I felt like Ted experienced this episode as if he were watching it next to me, a mere bystander as the events of his life unfolded. He took the fallout of Nate’s betrayal remarkably well given his struggle with embracing mental health as an acceptable topic to be discussed in *manly* settings like ✨sports locker rooms✨ and pubs. This is a nice if subtle character development for him, the result of his therapy sessions evident but not a sudden or dramatic shift in character, accurately reflecting the result of therapy in real life and not society’s stereotype of it. The poor man more or less sits back and does his job regardless of the judgments being made about him, most of which stand in support of his panic attack. Sucks for Nate, who had been hoping for the opposite reaction from Richmond’s public. Even the one callout on his personality that had the ability to deeply hurt him, Ted seemed to shrug off and was this time able to focus on the match, ultimately leading Richmond back to the Premier League. And Sharon’s sessions have obviously paid off for Dani Rojas as well, seeing as he is this time able to score a game-tying penalty kick without the horrifying memory of the late dog that started off the series. Football is, once again, life. Good for both of them.

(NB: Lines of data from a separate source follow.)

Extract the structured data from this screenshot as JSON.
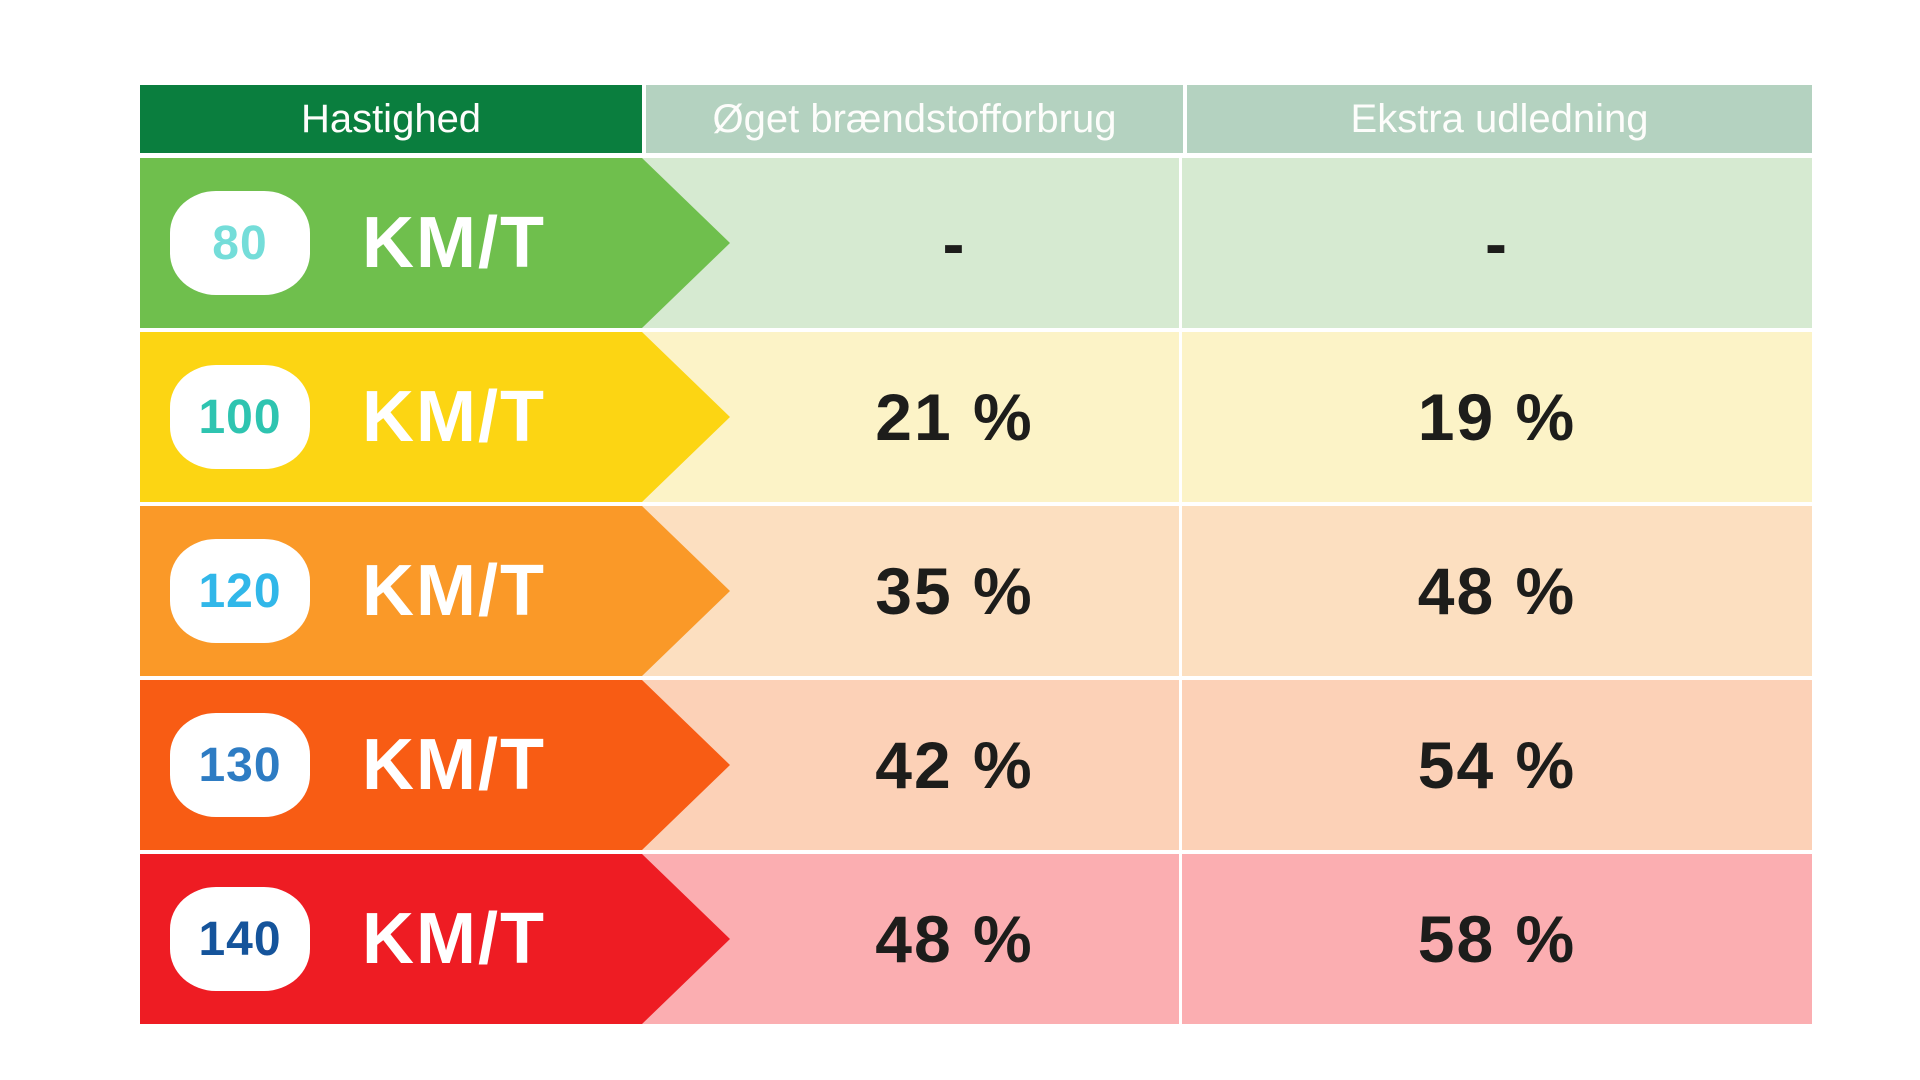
{
  "colors": {
    "page_bg": "#ffffff",
    "header_speed_bg": "#0a7e3e",
    "header_data_bg": "#b4d2c0",
    "value_text": "#1d1d1b"
  },
  "table": {
    "headers": [
      {
        "label": "Hastighed"
      },
      {
        "label": "Øget brændstofforbrug"
      },
      {
        "label": "Ekstra udledning"
      }
    ],
    "rows": [
      {
        "speed": "80",
        "unit": "KM/T",
        "fuel": "-",
        "emission": "-",
        "band_color": "#6fbf4d",
        "cell_color": "#d6ead1",
        "speed_text_color": "#74ddd9"
      },
      {
        "speed": "100",
        "unit": "KM/T",
        "fuel": "21 %",
        "emission": "19 %",
        "band_color": "#fcd513",
        "cell_color": "#fcf3c7",
        "speed_text_color": "#2ec4b0"
      },
      {
        "speed": "120",
        "unit": "KM/T",
        "fuel": "35 %",
        "emission": "48 %",
        "band_color": "#fa9928",
        "cell_color": "#fcdfc0",
        "speed_text_color": "#31b7e9"
      },
      {
        "speed": "130",
        "unit": "KM/T",
        "fuel": "42 %",
        "emission": "54 %",
        "band_color": "#f85c14",
        "cell_color": "#fcd1b7",
        "speed_text_color": "#2e7cc3"
      },
      {
        "speed": "140",
        "unit": "KM/T",
        "fuel": "48 %",
        "emission": "58 %",
        "band_color": "#ee1c23",
        "cell_color": "#fbaeb1",
        "speed_text_color": "#15549b"
      }
    ]
  },
  "chart_data": {
    "type": "table",
    "title": "",
    "columns": [
      "Hastighed",
      "Øget brændstofforbrug",
      "Ekstra udledning"
    ],
    "rows": [
      [
        "80 KM/T",
        "-",
        "-"
      ],
      [
        "100 KM/T",
        "21 %",
        "19 %"
      ],
      [
        "120 KM/T",
        "35 %",
        "48 %"
      ],
      [
        "130 KM/T",
        "42 %",
        "54 %"
      ],
      [
        "140 KM/T",
        "48 %",
        "58 %"
      ]
    ],
    "speeds_km_t": [
      80,
      100,
      120,
      130,
      140
    ],
    "fuel_increase_pct": [
      null,
      21,
      35,
      42,
      48
    ],
    "extra_emission_pct": [
      null,
      19,
      48,
      54,
      58
    ]
  }
}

Jamie, meanwhile, a man who started off the show as the most annoying footballer since Cristiano Ronaldo (yeah, I said it) has transformed into a man that apologizes to his named enemy for confessing his feelings to Keeley, a man who gives up the high-stakes PK to a teammate selflessly to restore his confidence, a man that is, finally, likable. It took all season, but I’m convinced his growth is honest. Even the supporting characters have undergone some sort of positive change: Trent Crimm, for example (my favorite supporting character by far) has willingly fired himself for giving up a source (which I more or less predicted in my last article, did I not?) and begun to look for writing opportunities outside of journalism. You’ll never convince me that the best joke of this episode, maybe even the entire series, was not, “You know what that makes me? Trent Crimm. Independent.”

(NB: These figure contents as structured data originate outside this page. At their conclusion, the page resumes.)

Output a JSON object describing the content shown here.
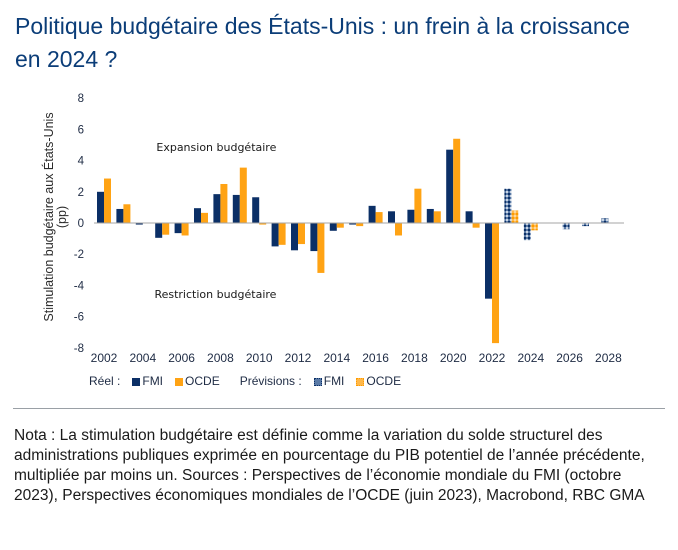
{
  "title": "Politique budgétaire des États-Unis : un frein à la croissance en 2024 ?",
  "colors": {
    "title": "#0b3d78",
    "fmi": "#0b2f66",
    "ocde": "#ffa314",
    "axis": "#a6a6a6",
    "text": "#1e2b44"
  },
  "legend": {
    "actual_label": "Réel :",
    "forecast_label": "Prévisions :",
    "fmi": "FMI",
    "ocde": "OCDE"
  },
  "note": "Nota : La stimulation budgétaire est définie comme la variation du solde structurel des administrations publiques exprimée en pourcentage du PIB potentiel de l’année précédente, multipliée par moins un. Sources : Perspectives de l’économie mondiale du FMI (octobre 2023), Perspectives économiques mondiales de l’OCDE (juin 2023), Macrobond, RBC GMA",
  "chart_data": {
    "type": "bar",
    "title": "",
    "xlabel": "",
    "ylabel": "Stimulation budgétaire aux États-Unis (pp)",
    "ylim": [
      -8,
      8
    ],
    "yticks": [
      8,
      6,
      4,
      2,
      0,
      -2,
      -4,
      -6,
      -8
    ],
    "xtick_labels": [
      "2002",
      "2004",
      "2006",
      "2008",
      "2010",
      "2012",
      "2014",
      "2016",
      "2018",
      "2020",
      "2022",
      "2024",
      "2026",
      "2028"
    ],
    "categories": [
      2002,
      2003,
      2004,
      2005,
      2006,
      2007,
      2008,
      2009,
      2010,
      2011,
      2012,
      2013,
      2014,
      2015,
      2016,
      2017,
      2018,
      2019,
      2020,
      2021,
      2022,
      2023,
      2024,
      2025,
      2026,
      2027,
      2028
    ],
    "forecast_start": 2023,
    "annotations": [
      {
        "text": "Expansion budgétaire",
        "x": 2004.7,
        "y": 4.6
      },
      {
        "text": "Restriction budgétaire",
        "x": 2004.6,
        "y": -4.8
      }
    ],
    "legend_position": "bottom-left",
    "grid": false,
    "series": [
      {
        "name": "FMI",
        "values": [
          2.0,
          0.9,
          -0.1,
          -0.95,
          -0.65,
          0.95,
          1.85,
          1.8,
          1.65,
          -1.5,
          -1.75,
          -1.8,
          -0.5,
          -0.1,
          1.1,
          0.75,
          0.85,
          0.9,
          4.7,
          0.75,
          -4.85,
          2.2,
          -1.1,
          0.0,
          -0.4,
          -0.2,
          0.3
        ]
      },
      {
        "name": "OCDE",
        "values": [
          2.85,
          1.2,
          0.0,
          -0.75,
          -0.8,
          0.65,
          2.5,
          3.55,
          -0.1,
          -1.4,
          -1.35,
          -3.2,
          -0.3,
          -0.2,
          0.7,
          -0.8,
          2.2,
          0.75,
          5.4,
          -0.3,
          -7.7,
          0.8,
          -0.47,
          null,
          null,
          null,
          null
        ]
      }
    ]
  }
}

It really is only Nate left hanging on the precipice of good and evil, not to be dramatic or anything. Clearly he’s made his choice, which is disappointing, having watched him lose not only his honest passion for the sport but the comedy he brought to the show, which has been lost for quite some time. Nick Mohammed was one of the most underrated comic forces on the show in series one, in my humble opinion, and losing that contributed to the lack of je ne sais pas many fans felt were missing this time around.
Still, a solid end to a solid series arc, Beard After Hours aside. Thanks for sticking with me through it all.